A mock-up of what Adobe Flash for TVs would like. (Credit: Adobe)
Industry analyst Ben Bajarin, director of consumer technology for Creative Strategies, said the news is significant because it makes Flash the first enabling technology to allow entertainment providers to stream content directly to televisions. Currently, the way to get this kind of content onto televisions is mainly by hooking up a PC to a TV or set-top box, he said.
Bajarin said Adobe also is approaching its digital home strategy from a different perspective than competitors. Rather than provide a PC with a media-enhanced OS, like Microsoft does with digital home-optimized PCs, Adobe wants to provide a software platform to take content directly from the Internet to TVs.
“It is more effective from a development platform that Adobe is approaching it,” he said. “They want [media companies] to consider how they develop this content and use Flash as the underlying architecture to provide streaming Web-based services to the TV.”

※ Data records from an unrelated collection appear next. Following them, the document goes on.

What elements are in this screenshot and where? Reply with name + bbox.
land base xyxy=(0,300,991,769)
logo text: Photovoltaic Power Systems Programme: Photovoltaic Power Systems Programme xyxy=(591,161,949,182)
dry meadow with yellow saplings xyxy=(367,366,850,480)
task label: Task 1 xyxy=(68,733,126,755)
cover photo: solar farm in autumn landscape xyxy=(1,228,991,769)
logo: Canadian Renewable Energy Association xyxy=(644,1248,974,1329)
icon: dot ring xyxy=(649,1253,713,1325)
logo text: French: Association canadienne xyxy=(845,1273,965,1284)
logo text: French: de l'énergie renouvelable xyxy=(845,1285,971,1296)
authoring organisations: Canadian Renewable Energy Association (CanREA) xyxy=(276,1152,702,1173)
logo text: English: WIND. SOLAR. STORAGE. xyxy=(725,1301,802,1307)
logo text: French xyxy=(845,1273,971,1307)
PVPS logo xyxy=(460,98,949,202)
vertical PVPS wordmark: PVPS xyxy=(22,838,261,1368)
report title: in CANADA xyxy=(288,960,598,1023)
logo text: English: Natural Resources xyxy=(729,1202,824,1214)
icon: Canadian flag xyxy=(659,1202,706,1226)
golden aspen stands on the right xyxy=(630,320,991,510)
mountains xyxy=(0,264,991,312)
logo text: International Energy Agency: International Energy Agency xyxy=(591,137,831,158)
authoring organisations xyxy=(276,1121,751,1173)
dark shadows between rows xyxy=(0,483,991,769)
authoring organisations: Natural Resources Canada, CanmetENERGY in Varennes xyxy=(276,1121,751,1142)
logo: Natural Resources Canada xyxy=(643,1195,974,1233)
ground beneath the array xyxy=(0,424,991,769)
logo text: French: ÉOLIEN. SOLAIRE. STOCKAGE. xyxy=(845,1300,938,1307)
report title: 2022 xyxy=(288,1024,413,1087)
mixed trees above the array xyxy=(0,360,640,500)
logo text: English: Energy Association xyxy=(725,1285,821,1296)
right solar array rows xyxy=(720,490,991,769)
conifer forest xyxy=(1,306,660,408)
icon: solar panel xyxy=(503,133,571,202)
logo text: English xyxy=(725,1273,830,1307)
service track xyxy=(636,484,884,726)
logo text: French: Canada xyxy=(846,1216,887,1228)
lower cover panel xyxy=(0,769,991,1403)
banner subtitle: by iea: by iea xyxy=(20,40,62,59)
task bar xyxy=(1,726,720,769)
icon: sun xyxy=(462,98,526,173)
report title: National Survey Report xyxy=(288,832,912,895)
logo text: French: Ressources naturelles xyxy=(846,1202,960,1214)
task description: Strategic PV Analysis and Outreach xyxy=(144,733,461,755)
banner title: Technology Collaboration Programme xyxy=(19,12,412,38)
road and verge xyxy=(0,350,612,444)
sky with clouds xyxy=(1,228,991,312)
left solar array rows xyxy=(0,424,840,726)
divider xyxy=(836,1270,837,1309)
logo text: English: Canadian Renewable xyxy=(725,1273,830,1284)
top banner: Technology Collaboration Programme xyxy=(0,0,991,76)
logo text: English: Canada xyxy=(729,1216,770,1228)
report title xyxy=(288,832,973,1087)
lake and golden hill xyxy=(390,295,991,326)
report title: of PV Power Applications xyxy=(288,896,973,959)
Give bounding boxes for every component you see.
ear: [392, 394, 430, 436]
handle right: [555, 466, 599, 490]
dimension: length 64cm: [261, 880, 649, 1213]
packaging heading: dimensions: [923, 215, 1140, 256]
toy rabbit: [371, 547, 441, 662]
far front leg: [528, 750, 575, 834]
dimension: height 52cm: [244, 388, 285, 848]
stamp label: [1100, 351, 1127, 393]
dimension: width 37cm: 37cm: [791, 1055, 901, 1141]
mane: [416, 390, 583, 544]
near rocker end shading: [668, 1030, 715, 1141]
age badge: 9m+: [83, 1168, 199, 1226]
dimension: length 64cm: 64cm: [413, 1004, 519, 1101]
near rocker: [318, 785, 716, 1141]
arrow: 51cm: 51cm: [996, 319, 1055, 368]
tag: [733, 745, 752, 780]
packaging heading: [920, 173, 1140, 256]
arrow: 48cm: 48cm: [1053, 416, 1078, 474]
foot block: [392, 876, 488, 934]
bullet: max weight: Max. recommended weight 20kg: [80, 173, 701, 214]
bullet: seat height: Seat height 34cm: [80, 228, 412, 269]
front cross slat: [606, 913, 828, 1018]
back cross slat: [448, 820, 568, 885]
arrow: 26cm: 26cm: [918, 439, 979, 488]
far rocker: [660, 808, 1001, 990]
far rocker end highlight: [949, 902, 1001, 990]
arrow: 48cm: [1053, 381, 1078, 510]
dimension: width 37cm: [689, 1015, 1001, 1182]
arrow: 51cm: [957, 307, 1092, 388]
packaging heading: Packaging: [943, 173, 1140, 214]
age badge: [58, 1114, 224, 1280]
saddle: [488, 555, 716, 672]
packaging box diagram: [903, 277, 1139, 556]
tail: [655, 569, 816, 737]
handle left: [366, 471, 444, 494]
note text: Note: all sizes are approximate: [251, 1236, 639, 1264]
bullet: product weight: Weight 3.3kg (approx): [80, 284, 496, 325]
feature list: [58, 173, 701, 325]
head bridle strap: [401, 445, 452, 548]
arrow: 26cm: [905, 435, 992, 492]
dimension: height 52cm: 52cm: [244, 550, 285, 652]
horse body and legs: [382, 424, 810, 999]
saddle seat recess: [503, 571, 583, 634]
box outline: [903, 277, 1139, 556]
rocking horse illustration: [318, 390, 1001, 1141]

The new version of Flash also will allow content to be sent directly to set-top boxes and Blu-ray media players from the Internet, Adobe said.
Adobe, based in San Jose, Calif., is among the oldest Internet powers but perhaps one of the least visible to users. Founded in 1983, the company first developed a common language for laser printers called PostScript and later built or bought popular desktop publishing tools like Illustrator and Photoshop.
In 2005, Adobe acquired Macromedia, the originator of Flash, and expanded from making software to create and share digital documents, like Adobe Acrobat and the PDF file format, to dominating the budding market of tools to create online graphics and video. Last year the company reported net income of $871.8 million on revenue of $3.6 billion.
However, today’s announcement will allow developers to leverage Adobe’s Flashruntime to supply similar rich-media apps — like dynamically updated online video players, and animated widgets — to a slew of HD-ready living room devices.